= The Murder Machine =

1916 pamphlet written by Patrick Pearse

The Murder Machine is a pamphlet by Patrick Pearse published in January 1916 on the topic of educating Irish schoolchildren.

==Background==
===Pearses' own education===
Pearse himself attended a private school from 1886 to 1891, then CBS Westland Row from 1891 to 1896. He took the matriculation exam of the Royal University of Ireland in 1898 and was awarded BA and BL degrees by 1901. His BA subjects were Irish, English and French.

===Pearse as educator===
He was employed by the Christian Brothers as a tutor teacher in the CBS. As well as attending lectures at University College Dublin he also gave part-time lectures on Irish there from 1899 to 1902 and he taught Irish in Alexandra College from 1904 to 1905. He gave more formal lectures on Irish in UCD from 1906.

He was active in running St. Enda's School.

==Essay==
In the essay he condemned the existing school system for excluding "the national factor". He also wrote that "The school system which neglects it, commits, even from the purely pedagogic point of view, a primary blunder. It neglects one of the most powerful of educational resources". He argued that "In a true education system religion, patriotism, literature, art and science would be brought in such a way into the lives of boys and girls as to affect their character and conduct". He wrote that "The main object in education is to help the child to be his own true self." and that the aim was "to foster the elements of character native to the soul, to help bring these to their full perfection, rather than to implement exotic excellences"
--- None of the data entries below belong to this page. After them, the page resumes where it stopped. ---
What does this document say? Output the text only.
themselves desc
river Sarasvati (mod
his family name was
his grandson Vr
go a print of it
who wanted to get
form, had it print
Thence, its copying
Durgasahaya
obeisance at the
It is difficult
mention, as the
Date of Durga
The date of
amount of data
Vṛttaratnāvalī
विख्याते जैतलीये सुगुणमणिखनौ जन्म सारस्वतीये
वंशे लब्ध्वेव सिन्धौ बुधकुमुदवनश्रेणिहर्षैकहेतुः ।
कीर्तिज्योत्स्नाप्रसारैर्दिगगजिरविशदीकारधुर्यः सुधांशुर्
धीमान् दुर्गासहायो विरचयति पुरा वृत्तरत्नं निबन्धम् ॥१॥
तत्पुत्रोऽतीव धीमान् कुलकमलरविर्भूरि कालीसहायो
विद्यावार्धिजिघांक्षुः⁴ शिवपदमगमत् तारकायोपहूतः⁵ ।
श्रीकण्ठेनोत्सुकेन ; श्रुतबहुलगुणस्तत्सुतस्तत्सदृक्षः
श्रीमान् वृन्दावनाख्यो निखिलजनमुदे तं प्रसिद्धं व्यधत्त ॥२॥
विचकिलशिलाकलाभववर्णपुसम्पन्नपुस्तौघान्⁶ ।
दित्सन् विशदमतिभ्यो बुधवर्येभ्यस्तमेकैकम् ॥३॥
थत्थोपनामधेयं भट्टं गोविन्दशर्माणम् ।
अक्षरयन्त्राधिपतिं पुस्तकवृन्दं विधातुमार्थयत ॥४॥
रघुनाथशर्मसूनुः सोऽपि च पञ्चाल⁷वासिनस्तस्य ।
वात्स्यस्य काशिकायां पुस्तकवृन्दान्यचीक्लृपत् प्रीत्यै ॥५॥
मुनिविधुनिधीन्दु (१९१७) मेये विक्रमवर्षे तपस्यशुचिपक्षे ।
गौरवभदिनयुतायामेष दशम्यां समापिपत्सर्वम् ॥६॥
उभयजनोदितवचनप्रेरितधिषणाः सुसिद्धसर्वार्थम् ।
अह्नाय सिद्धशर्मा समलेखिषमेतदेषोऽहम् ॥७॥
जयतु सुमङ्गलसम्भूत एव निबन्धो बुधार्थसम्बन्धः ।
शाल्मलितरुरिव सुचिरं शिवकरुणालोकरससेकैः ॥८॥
He argued for reform that was no more than "a plea for freedom within the law". Teachers should be free to decide what pupils needed to learn without the burden of state examination system. In a future independent Ireland the school system would be bilingual.

He opposed the state with the state emphasis on standardised curriculums and exams. Schools were largely church run, though he only referred in passing to Clongowes Wood College and a passing reference to the church maintaining "a portion of the machinery".